Urban planners rely on criteria for “highest and best use” when evaluating development plans. The U.S. Fish and Wildlife Service long ago designated the Aliso estuary — the only site in Orange County — for tidewater goby restoration.

The tidewater goby is a key indicator of a healthy watershed and coastal waters. Southern steelhead trout require the estuary for growth and smoltification, a transition process from a freshwater habitat for juvenile fish to life in seawater. Now is the time to make this vision a reality.

Although the highest and best use for this neglected lagoon is full restoration, consider the demographics of client groups competing for the location.
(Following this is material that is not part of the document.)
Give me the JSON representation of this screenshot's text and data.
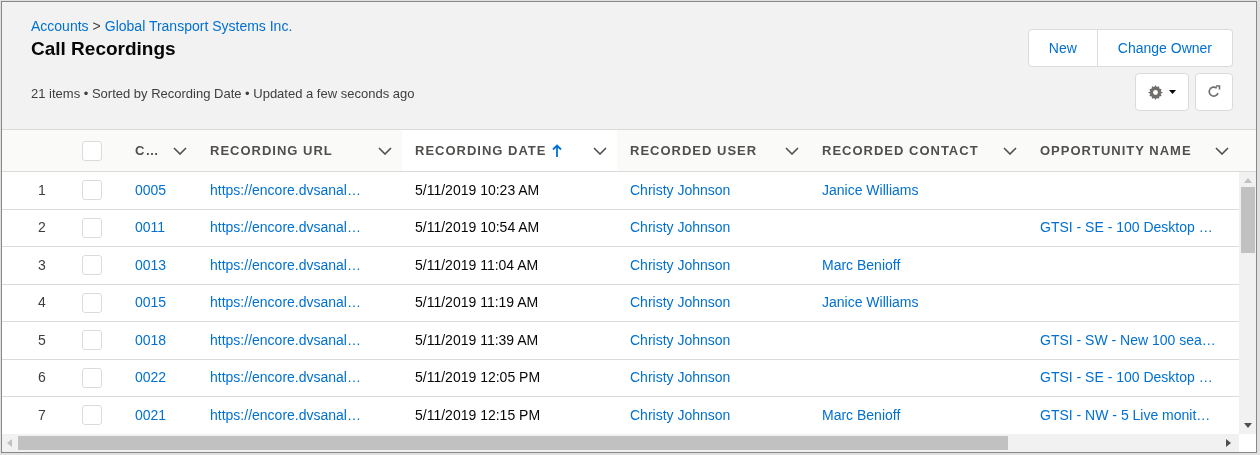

Some local interests are promoting degrading this coastal wetland site by paving it for a skateboard park. It would be better to locate this activity where the real concentration of skateboarders in Laguna Beach are actually located.

Poor planning and fragmented governance only encourages unrealistic projects and community discord. City leaders must be wise enough to weigh long-term benefits like a fully restored Aliso estuary against the limited interests of frustrated single-interest groups and the Recreation Committee.

Diverting problems like a skateboard park to South Laguna undermines a tremendous regional effort spanning many decades to restore our rare, essential wetlands.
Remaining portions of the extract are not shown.